1 Introduction

Ischemic heart disease (IHD), in its chronic stable form, is a subtle pathology due to its silent behavior before developing in unstable angina, myocardial infarction or, possibly, sudden cardiac death. This condition typically occurs when there is an imbalance between myocardial oxygen supply and demand, typically due to atherosclerotic heart disease. The diagnosis in the early stage of the IHD is necessary to improve clinical outcomes, which can often be challenging. Clinical diagnosis relies on the patient’s symptoms, especially chest pain, on the pathological ECG and on echocardiography, while only invasive coronary angiography, including the use of possibly toxic contrast means, can provide a definite diagnosis. At the same time, dilated cardiomyopathy (DCM) is a non-ischemic and non-valvular heart muscle disease frequently characterized by significant left ventricular (LV) or biventricular systolic dysfunction at the time of the diagnosis despite asymptomatic or scarcely symptomatic patients [1] reflecting a long period of asymptomatic silent disease progression [2]. Diagnosis of DCM, particularly in the early stages of the disease, can often be difficult and rely on advanced echocardiography (speckle tracking analysis), cardiac magnetic resonance imaging, including a comprehensive tissue characterization analysis, and genetic testing that often are not available or difficult to deliver to patients. Therefore, novel biomarkers, preferably based on non-invasive techniques, are needed.
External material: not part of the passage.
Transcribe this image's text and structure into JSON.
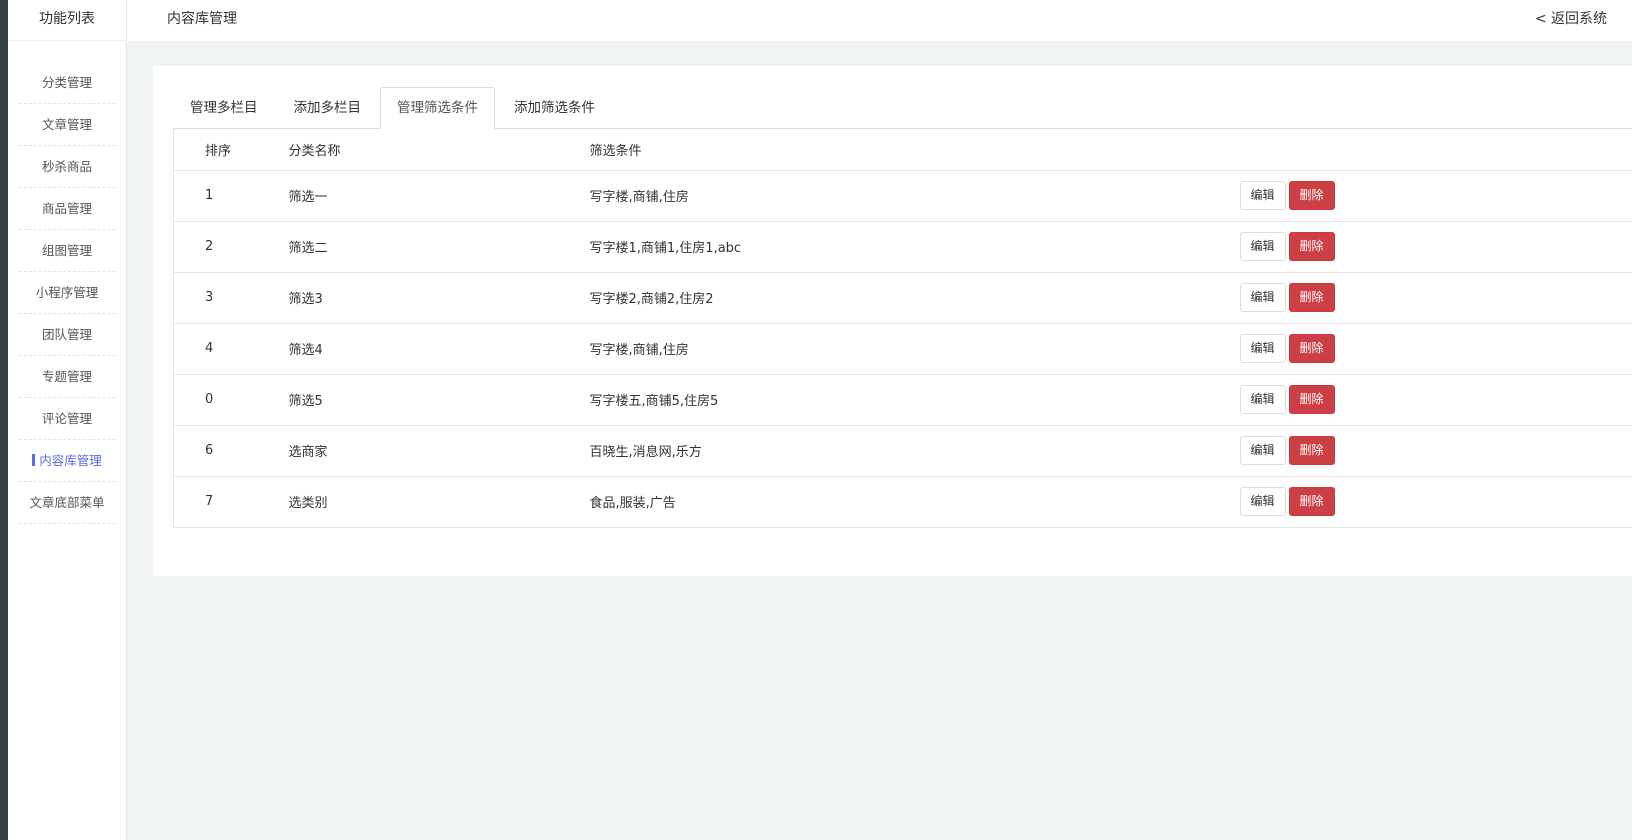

Heart disease–related pathophysiologic changes and subsequent alteration of heart rate variability (HRV) can provide important prognostic information [3]. In addition, HRV-based biomarkers have a potentially important role in risk stratification for individuals with suspected heart disease [4]. Nevertheless, the diagnostic role of HRV differentiation between IHD and DCM is still in the early research stage [3]. Indeed, the features extracted from ECG alone may not be able to discriminate these pathological conditions, but they might be complementary to other clinical and instrumental parameters.

Despite the growing use of machine learning–based prediction models in medicine [5,6,7,8,9], clinicians still struggle to rely on these models in clinical practice [10]. Machine learning methods were also applied to produce heart disease detection and prediction models [11] based on clinical history and ECG features [12], magnetocardiography [13], photoplethysmography signal parameters [14], and HRV and blood pressure variability features [15].

One of the problems of the complex machine learning methods (e.g., random forest [16], neural networks [17]) is that the published results are mostly focused on a classification/regression model performance metric, but rarely on practical usability for prediction in medicine [18, 19]. Here is a need of ensuring that machine learning models used in healthcare are interpretable [10, 20]. The classification and regression tree (CART) [21] is an approach which produce interpretable models not only providing output information about a certain disease but also help to intrinsically evaluate the plausibility of the model by examining the selected thresholds and branches in comparison to the existing knowledge [22]. The classification tree modeling, even though in practice it might represent slightly lower accuracy in comparison to the black-box models [10], provides better interpretability and practical usability in clinical application. In addition, their simple visualization allows clinicians to follow a set of rules and thresholds for selected clinical and instrumental features.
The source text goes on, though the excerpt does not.